Redação Carta Capital14 de março de 2011 às 16:50h
Manifestação apartidária permitiu adesão em massa com presença de partidos da esquerda à extrema direita. Em pauta, o descontentamento com a difícil situação trabalhista dos jovens no país
“Apartidário, laico, pacífico” foram as palavras de ordem entoadas pelos quatro jovens organizadores da manifestação do último sábado 12 em Portugal, quando cerca de 200 mil pessoas saíram às ruas de Lisboa para protestar contra a precariedade das condições de vida e de trabalho no país. A estimativa é dos organizadores: no Porto calcula-se que cerca de 80 mil pessoas também aderiram à manifestação e houve passeatas em ao menos outras dez cidades portuguesas.
O movimento começou após a criação, em 5 de fevereiro, de uma página no Facebook convocando a manifestação. Na sexta-feira 11, mais de 50 mil pessoas tinham confirmado presença pelo site. Um dos organizadores, Paula Gil, 26 anos, delineou os objetivos do movimento: “Desperdiçam-se as aspirações de toda uma geração. Desperdiçam-se recursos e competências. Somos a geração com maior nível de formação na história do país.
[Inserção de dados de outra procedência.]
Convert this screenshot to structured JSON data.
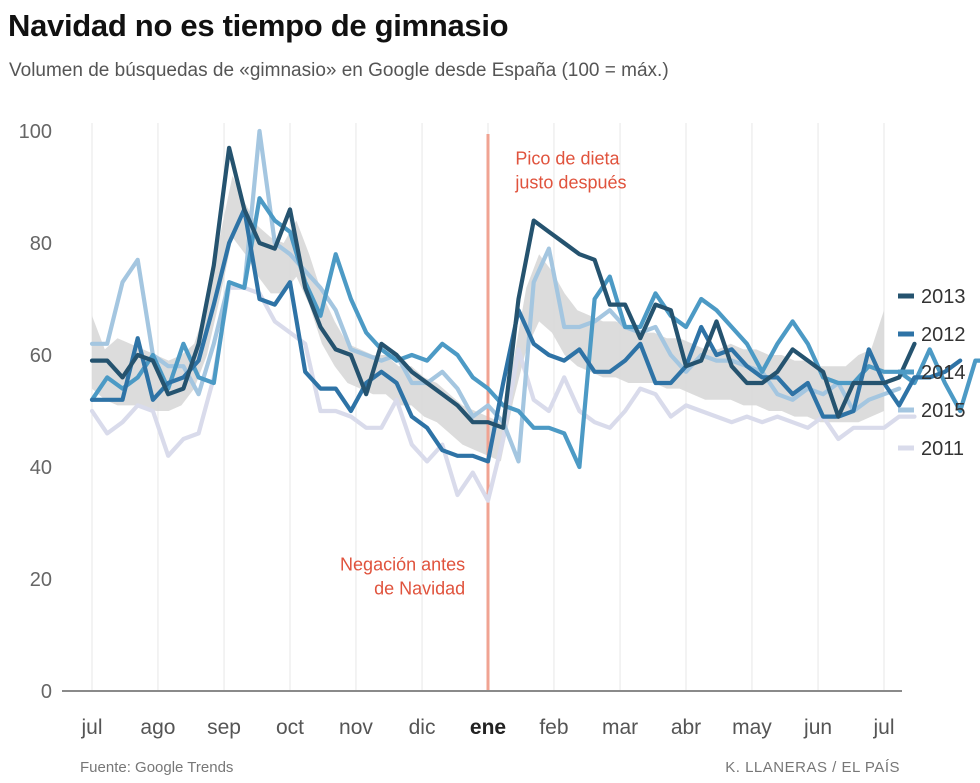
{
  "header": {
    "title": "Navidad no es tiempo de gimnasio",
    "subtitle": "Volumen de búsquedas de «gimnasio» en Google desde España (100 = máx.)"
  },
  "footer": {
    "source": "Fuente: Google Trends",
    "credit": "K. LLANERAS  /  EL PAÍS"
  },
  "chart_data": {
    "type": "line",
    "title": "Navidad no es tiempo de gimnasio",
    "subtitle": "Volumen de búsquedas de «gimnasio» en Google desde España (100 = máx.)",
    "xlabel": "",
    "ylabel": "",
    "xlim": [
      0,
      52
    ],
    "ylim": [
      0,
      100
    ],
    "yticks": [
      0,
      20,
      40,
      60,
      80,
      100
    ],
    "months": [
      {
        "label": "jul",
        "x": 0,
        "bold": false
      },
      {
        "label": "ago",
        "x": 4.33,
        "bold": false
      },
      {
        "label": "sep",
        "x": 8.67,
        "bold": false
      },
      {
        "label": "oct",
        "x": 13,
        "bold": false
      },
      {
        "label": "nov",
        "x": 17.33,
        "bold": false
      },
      {
        "label": "dic",
        "x": 21.67,
        "bold": false
      },
      {
        "label": "ene",
        "x": 26,
        "bold": true
      },
      {
        "label": "feb",
        "x": 30.33,
        "bold": false
      },
      {
        "label": "mar",
        "x": 34.67,
        "bold": false
      },
      {
        "label": "abr",
        "x": 39,
        "bold": false
      },
      {
        "label": "may",
        "x": 43.33,
        "bold": false
      },
      {
        "label": "jun",
        "x": 47.67,
        "bold": false
      },
      {
        "label": "jul",
        "x": 52,
        "bold": false
      }
    ],
    "marker": {
      "x": 26
    },
    "annotations": [
      {
        "lines": [
          "Pico de dieta",
          "justo después"
        ],
        "x": 27.8,
        "y": 94,
        "anchor": "start"
      },
      {
        "lines": [
          "Negación antes",
          "de Navidad"
        ],
        "x": 24.5,
        "y": 21.5,
        "anchor": "end"
      }
    ],
    "band": {
      "start": 0,
      "upper": [
        67,
        61,
        63,
        62,
        61,
        60,
        59,
        60,
        62,
        69,
        81,
        92,
        87,
        83,
        81,
        80,
        84,
        78,
        71,
        66,
        62,
        61,
        60,
        60,
        58,
        58,
        56,
        55,
        53,
        51,
        50,
        49,
        48,
        59,
        72,
        78,
        75,
        71,
        68,
        67,
        66,
        66,
        65,
        64,
        64,
        63,
        63,
        62,
        61,
        61,
        62,
        61,
        61,
        60,
        60,
        59,
        59,
        58,
        58,
        58,
        60,
        61,
        68
      ],
      "lower": [
        54,
        52,
        51,
        51,
        51,
        50,
        50,
        51,
        54,
        60,
        70,
        81,
        78,
        74,
        71,
        71,
        74,
        69,
        62,
        58,
        55,
        54,
        53,
        53,
        51,
        51,
        49,
        48,
        46,
        44,
        43,
        42,
        41,
        52,
        61,
        66,
        64,
        60,
        58,
        57,
        56,
        56,
        55,
        55,
        55,
        54,
        54,
        53,
        52,
        52,
        52,
        51,
        51,
        50,
        50,
        49,
        49,
        48,
        48,
        48,
        48,
        49,
        50
      ]
    },
    "series": [
      {
        "name": "2011",
        "color": "#d9dbeb",
        "start": 0,
        "values": [
          50,
          46,
          48,
          51,
          50,
          42,
          45,
          46,
          56,
          72,
          72,
          71,
          66,
          64,
          62,
          50,
          50,
          49,
          47,
          47,
          52,
          44,
          41,
          44,
          35,
          39,
          34,
          45,
          61,
          52,
          50,
          56,
          50,
          48,
          47,
          50,
          54,
          53,
          49,
          51,
          50,
          49,
          48,
          49,
          48,
          49,
          48,
          47,
          49,
          45,
          47,
          47,
          47,
          49,
          49
        ]
      },
      {
        "name": "2015",
        "color": "#a4c6e0",
        "start": 0,
        "values": [
          62,
          62,
          73,
          77,
          60,
          58,
          58,
          53,
          62,
          73,
          72,
          100,
          80,
          78,
          75,
          72,
          68,
          61,
          60,
          59,
          60,
          55,
          55,
          57,
          54,
          49,
          51,
          48,
          41,
          73,
          79,
          65,
          65,
          66,
          68,
          65,
          64,
          65,
          60,
          57,
          60,
          59,
          59,
          58,
          57,
          53,
          52,
          54,
          53,
          55,
          50,
          52,
          53,
          54
        ]
      },
      {
        "name": "2014",
        "color": "#4c9ac5",
        "start": 0,
        "values": [
          52,
          56,
          54,
          56,
          60,
          54,
          62,
          56,
          55,
          73,
          72,
          88,
          84,
          82,
          73,
          67,
          78,
          70,
          64,
          61,
          59,
          60,
          59,
          62,
          60,
          56,
          54,
          51,
          50,
          47,
          47,
          46,
          40,
          70,
          74,
          65,
          65,
          71,
          67,
          65,
          70,
          68,
          65,
          62,
          57,
          62,
          66,
          62,
          56,
          55,
          55,
          58,
          57,
          57,
          55,
          61,
          55,
          50,
          59,
          59
        ]
      },
      {
        "name": "2012",
        "color": "#2e73a6",
        "start": 0,
        "values": [
          52,
          52,
          52,
          63,
          52,
          55,
          56,
          59,
          69,
          80,
          86,
          70,
          69,
          73,
          57,
          54,
          54,
          50,
          55,
          57,
          55,
          49,
          47,
          43,
          42,
          42,
          41,
          55,
          68,
          62,
          60,
          59,
          61,
          57,
          57,
          59,
          62,
          55,
          55,
          58,
          65,
          60,
          61,
          58,
          56,
          56,
          53,
          55,
          49,
          49,
          50,
          61,
          55,
          51,
          56,
          56,
          57,
          59
        ]
      },
      {
        "name": "2013",
        "color": "#25536f",
        "start": 0,
        "values": [
          59,
          59,
          56,
          60,
          59,
          53,
          54,
          62,
          76,
          97,
          86,
          80,
          79,
          86,
          72,
          65,
          61,
          60,
          53,
          62,
          60,
          57,
          55,
          53,
          51,
          48,
          48,
          47,
          70,
          84,
          82,
          80,
          78,
          77,
          69,
          69,
          63,
          69,
          68,
          58,
          59,
          66,
          58,
          55,
          55,
          57,
          61,
          59,
          57,
          49,
          55,
          55,
          55,
          56,
          62
        ]
      }
    ]
  }
}
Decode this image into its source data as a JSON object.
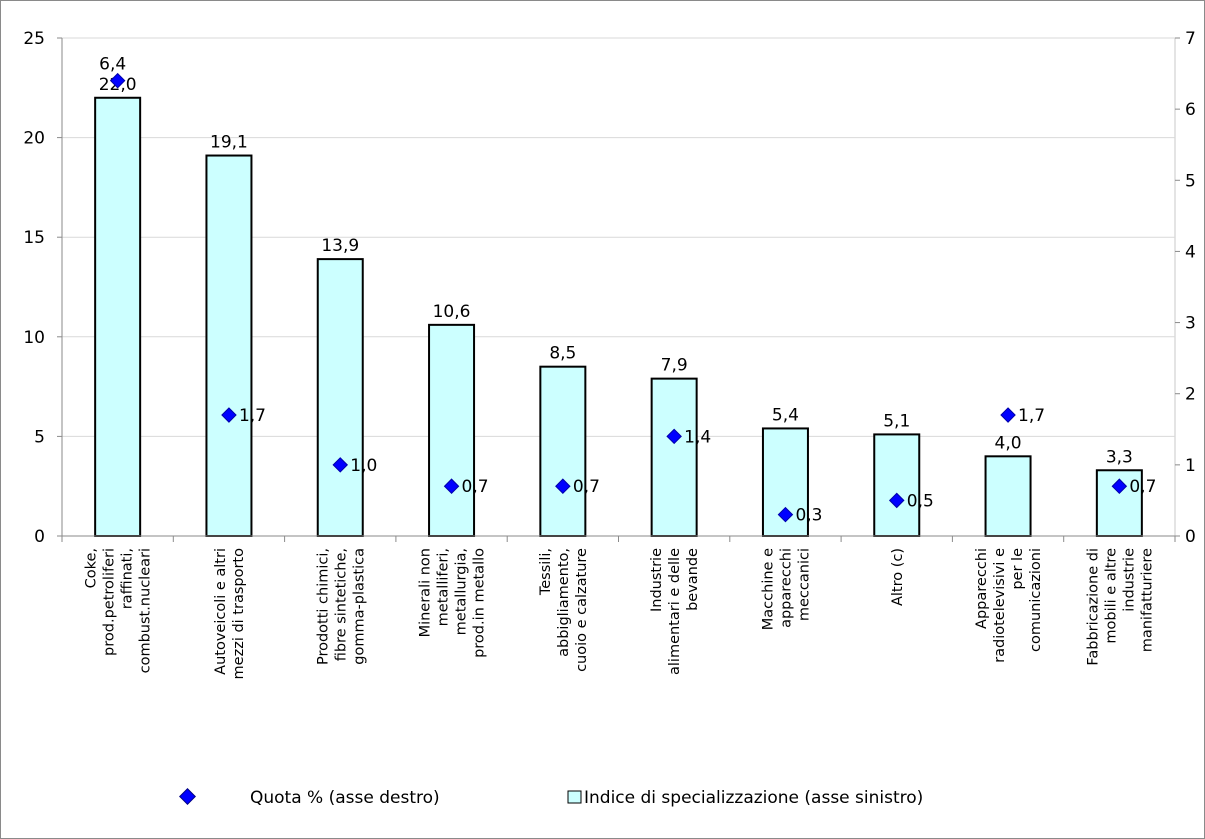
{
  "chart_data": {
    "type": "bar",
    "categories": [
      [
        "Coke,",
        "prod.petroliferi",
        "raffinati,",
        "combust.nucleari"
      ],
      [
        "Autoveicoli e altri",
        "mezzi di trasporto"
      ],
      [
        "Prodotti chimici,",
        "fibre sintetiche,",
        "gomma-plastica"
      ],
      [
        "Minerali non",
        "metalliferi,",
        "metallurgia,",
        "prod.in metallo"
      ],
      [
        "Tessili,",
        "abbigliamento,",
        "cuoio e calzature"
      ],
      [
        "Industrie",
        "alimentari e delle",
        "bevande"
      ],
      [
        "Macchine e",
        "apparecchi",
        "meccanici"
      ],
      [
        "Altro (c)"
      ],
      [
        "Apparecchi",
        "radiotelevisivi e",
        "per le",
        "comunicazioni"
      ],
      [
        "Fabbricazione di",
        "mobili e altre",
        "industrie",
        "manifatturiere"
      ]
    ],
    "series": [
      {
        "name": "Indice di specializzazione (asse sinistro)",
        "type": "bar",
        "axis": "left",
        "values": [
          22.0,
          19.1,
          13.9,
          10.6,
          8.5,
          7.9,
          5.4,
          5.1,
          4.0,
          3.3
        ],
        "labels": [
          "22,0",
          "19,1",
          "13,9",
          "10,6",
          "8,5",
          "7,9",
          "5,4",
          "5,1",
          "4,0",
          "3,3"
        ],
        "color": "#ccffff"
      },
      {
        "name": "Quota % (asse destro)",
        "type": "scatter",
        "axis": "right",
        "values": [
          6.4,
          1.7,
          1.0,
          0.7,
          0.7,
          1.4,
          0.3,
          0.5,
          1.7,
          0.7
        ],
        "labels": [
          "6,4",
          "1,7",
          "1,0",
          "0,7",
          "0,7",
          "1,4",
          "0,3",
          "0,5",
          "1,7",
          "0,7"
        ],
        "color": "#0000ff"
      }
    ],
    "ylim_left": [
      0,
      25
    ],
    "ylim_right": [
      0,
      7
    ],
    "yticks_left": [
      "0",
      "5",
      "10",
      "15",
      "20",
      "25"
    ],
    "yticks_right": [
      "0",
      "1",
      "2",
      "3",
      "4",
      "5",
      "6",
      "7"
    ],
    "grid": true,
    "legend_position": "bottom",
    "legend": [
      "Quota % (asse destro)",
      "Indice di specializzazione (asse sinistro)"
    ]
  }
}
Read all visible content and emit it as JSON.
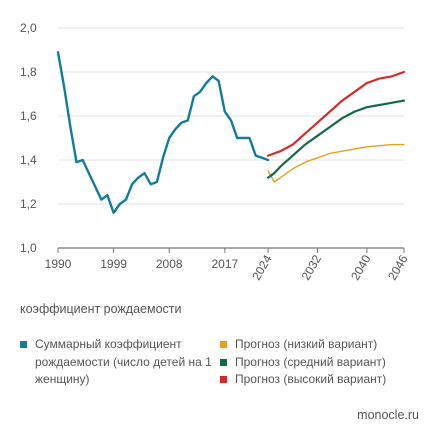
{
  "chart_data": {
    "type": "line",
    "caption": "коэффициент рождаемости",
    "ylim": [
      1.0,
      2.0
    ],
    "yticks": [
      "2,0",
      "1,8",
      "1,6",
      "1,4",
      "1,2",
      "1,0"
    ],
    "ytick_values": [
      2.0,
      1.8,
      1.6,
      1.4,
      1.2,
      1.0
    ],
    "xticks": [
      "1990",
      "1999",
      "2008",
      "2017",
      "2024",
      "2032",
      "2040",
      "2046"
    ],
    "xtick_values": [
      1990,
      1999,
      2008,
      2017,
      2024,
      2032,
      2040,
      2046
    ],
    "xlim": [
      1990,
      2046
    ],
    "grid": "horizontal",
    "legend_placement": "bottom",
    "series": [
      {
        "name": "Суммарный коэффициент рождаемости (число детей на 1 женщину)",
        "color": "#137c9b",
        "x": [
          1990,
          1991,
          1992,
          1993,
          1994,
          1995,
          1996,
          1997,
          1998,
          1999,
          2000,
          2001,
          2002,
          2003,
          2004,
          2005,
          2006,
          2007,
          2008,
          2009,
          2010,
          2011,
          2012,
          2013,
          2014,
          2015,
          2016,
          2017,
          2018,
          2019,
          2020,
          2021,
          2022,
          2023,
          2024
        ],
        "y": [
          1.89,
          1.73,
          1.55,
          1.39,
          1.4,
          1.34,
          1.28,
          1.22,
          1.24,
          1.16,
          1.2,
          1.22,
          1.29,
          1.32,
          1.34,
          1.29,
          1.3,
          1.41,
          1.5,
          1.54,
          1.57,
          1.58,
          1.69,
          1.71,
          1.75,
          1.78,
          1.76,
          1.62,
          1.58,
          1.5,
          1.5,
          1.5,
          1.42,
          1.41,
          1.4
        ]
      },
      {
        "name": "Прогноз (низкий вариант)",
        "color": "#e8a020",
        "x": [
          2024,
          2025,
          2026,
          2028,
          2030,
          2032,
          2034,
          2036,
          2038,
          2040,
          2042,
          2044,
          2046
        ],
        "y": [
          1.35,
          1.3,
          1.32,
          1.36,
          1.39,
          1.41,
          1.43,
          1.44,
          1.45,
          1.46,
          1.465,
          1.47,
          1.47
        ]
      },
      {
        "name": "Прогноз (средний вариант)",
        "color": "#126b46",
        "x": [
          2024,
          2025,
          2026,
          2028,
          2030,
          2032,
          2034,
          2036,
          2038,
          2040,
          2042,
          2044,
          2046
        ],
        "y": [
          1.32,
          1.34,
          1.37,
          1.42,
          1.47,
          1.51,
          1.55,
          1.59,
          1.62,
          1.64,
          1.65,
          1.66,
          1.67
        ]
      },
      {
        "name": "Прогноз (высокий вариант)",
        "color": "#d42a2a",
        "x": [
          2024,
          2025,
          2026,
          2028,
          2030,
          2032,
          2034,
          2036,
          2038,
          2040,
          2042,
          2044,
          2046
        ],
        "y": [
          1.42,
          1.43,
          1.44,
          1.47,
          1.52,
          1.57,
          1.62,
          1.67,
          1.71,
          1.75,
          1.77,
          1.78,
          1.8
        ]
      }
    ]
  },
  "legend": {
    "left": [
      {
        "label": "Суммарный коэффициент рождаемости (число детей на 1 женщину)",
        "color": "#137c9b"
      }
    ],
    "right": [
      {
        "label": "Прогноз (низкий вариант)",
        "color": "#e8a020"
      },
      {
        "label": "Прогноз (средний вариант)",
        "color": "#126b46"
      },
      {
        "label": "Прогноз (высокий вариант)",
        "color": "#d42a2a"
      }
    ]
  },
  "source": "monocle.ru"
}
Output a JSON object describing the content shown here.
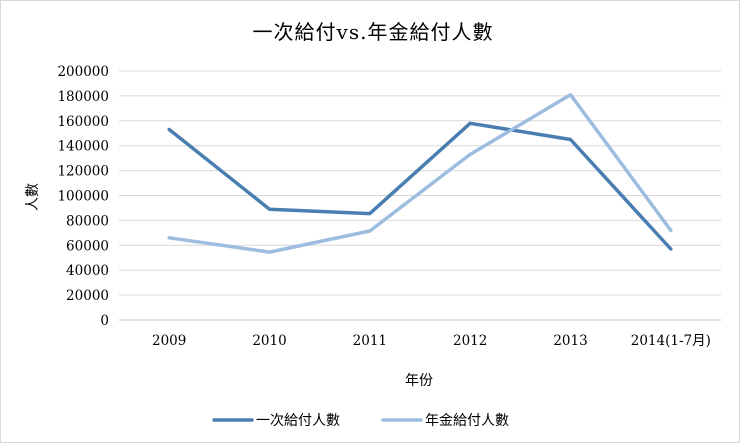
{
  "chart_data": {
    "type": "line",
    "title": "一次給付vs.年金給付人數",
    "xlabel": "年份",
    "ylabel": "人數",
    "categories": [
      "2009",
      "2010",
      "2011",
      "2012",
      "2013",
      "2014(1-7月)"
    ],
    "ylim": [
      0,
      200000
    ],
    "yticks": [
      0,
      20000,
      40000,
      60000,
      80000,
      100000,
      120000,
      140000,
      160000,
      180000,
      200000
    ],
    "grid": true,
    "legend_position": "bottom",
    "series": [
      {
        "name": "一次給付人數",
        "color": "#4a7eb0",
        "values": [
          153000,
          89000,
          85500,
          158000,
          145000,
          57000
        ]
      },
      {
        "name": "年金給付人數",
        "color": "#9dbde0",
        "values": [
          66000,
          54500,
          71500,
          133000,
          181000,
          72000
        ]
      }
    ]
  }
}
Acreditamos que temos os recursos e ferramentas para dar um futuro melhor para o país”, segundo relato da BBC.
Gil fez referência à instabilidade e precariedade de emprego da população, principalmente dos jovens, denominados geração à rasca (geração desesperada). O jornal Financial Times destacou que o índice de desemprego entre pessoas graduadas com menos de 25 anos é de mais de 30%. “O único trabalho que conseguimos é para experiência, não remunerado, e o único futuro que nos oferecem é emigrar”, disse ao Financial Times Inês Gregório, 29, formada em história da arte e que trabalha em cafés desde que concluiu o curso, há seis anos.
A adesão em massa de manifestantes deixou claro o desencanto dos portugueses com a classe política, destacou o El País, lembrando que a abstenção nas eleições presidenciais de janeiro, que reelegeu Cavaco Silva, foi além dos 50%.
Um dia antes da manifestação, o governo anunciara novas medidas de austeridade para acenar aos mercados que Portugal conseguiria superar a crise financeira sem interferência externa, ao contrário do ocorrido na Grécia e Irlanda. Entre as medidas, a redução de compensação financeira que as empresas têm de pagar a funcionários demitidos, revisão de impostos, cortes de até 10% em pensões estatais, redução de gastos em saúde e de benefícios para desempregados. Além do mais, os manifestantes pediam o fim dos estágios não remunerados e vínculos trabalhistas precários, sem direito a férias remuneradas ou ao 13º salário.
O apartidarismo do movimento permitiu a participação massiva da população. Apesar disso, conforme informa a BBC, estiveram presentes grupos ligados a partidos políticos. Entre eles, os de esquerda, anarquistas e até mesmo de extrema direita, alguns com cabelos raspados, tatuagens de símbolos celtas e suásticas. O El País, por sua vez, destacou que, apesar de defenderem o apartidatismo da manifestação, os organizadores têm vínculos políticos. Três deles militam ou já militaram nas juventudes do Partido Socialista, do Comunista e do Bloco de Esquerda. Eles convidaram todos os deputados da Assembléia da República a participar do acontecimento.